Artemisia rigida (Nutt.) A. Gray
Family: Asteraceae
Scabland Sagebrush
[Artemisia trifida var. rigida Nutt.,  more...]
Images
not available

Shrubs, 20-40 cm (branches widely spreading), mildly aromatic; root-sprouting (caudices stout). Stems gray (coarse, brittle), hairy (bark gray, exfoliating). Leaves deciduous, silver-gray (rigid); blades broadly spatulate, 1.5-4 × 0.5-0.7 cm (bases narrow), 3-lobed (lobes 1/2+ blade lengths, ca. 1 mm wide), faces densely hairy. Heads borne singly or (in glomerules) in (densely leafy) spiciform or paniculiform arrays 2-20 × 2 cm. Involucres narrowly campanulate, 4-5 × 2.5-3.5 mm. Phyllaries elliptic (acute to obtuse), densely canescent. Florets 4-8; corollas yellowish red to red, 2-2.8 mm (style branches oblong, truncate, exsert). Cypselae (4-5-ribbed) 1-1.5 mm, glabrous. 2n = 18, 36.

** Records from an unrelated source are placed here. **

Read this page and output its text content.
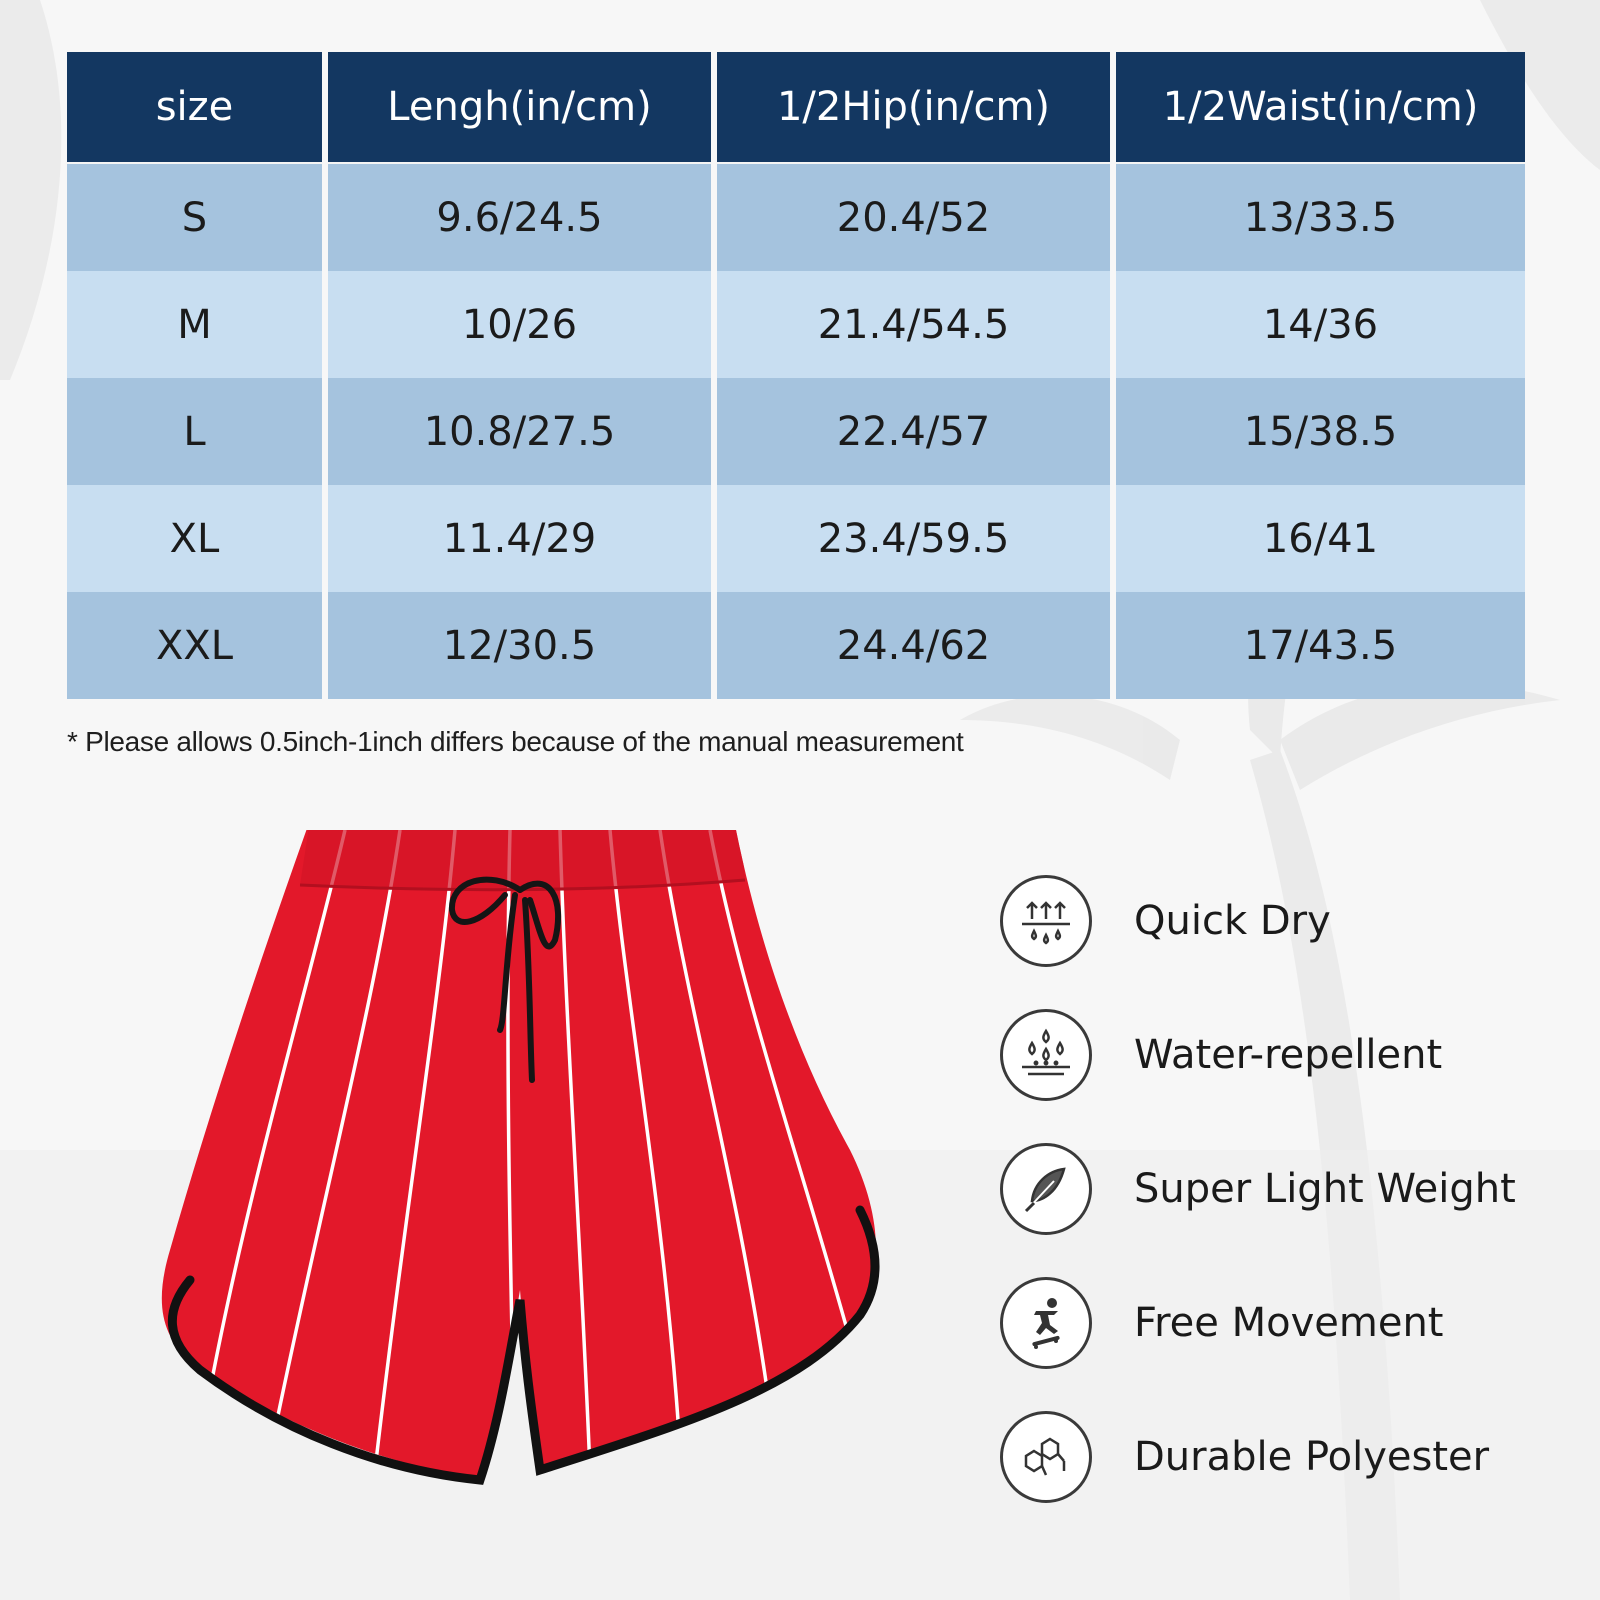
size	Lengh(in/cm)	1/2Hip(in/cm)	1/2Waist(in/cm)
S	9.6/24.5	20.4/52	13/33.5
M	10/26	21.4/54.5	14/36
L	10.8/27.5	22.4/57	15/38.5
XL	11.4/29	23.4/59.5	16/41
XXL	12/30.5	24.4/62	17/43.5
* Please allows 0.5inch-1inch differs because of the manual measurement
Quick Dry
Water-repellent
Super Light Weight
Free Movement
Durable Polyester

Flowering mid summer-early fall. Dry rocky scablands, volcanic plains; 1500-1800 m; Idaho, Mont., Oreg., Wash.

Artemisia rigida is an important successional species following fires because the plants form new shoots from the underground caudices. This characteristic aligns the species with other `sprouters´ in the subgenus, namely A. cana, A. tripartita, and A. arbuscula.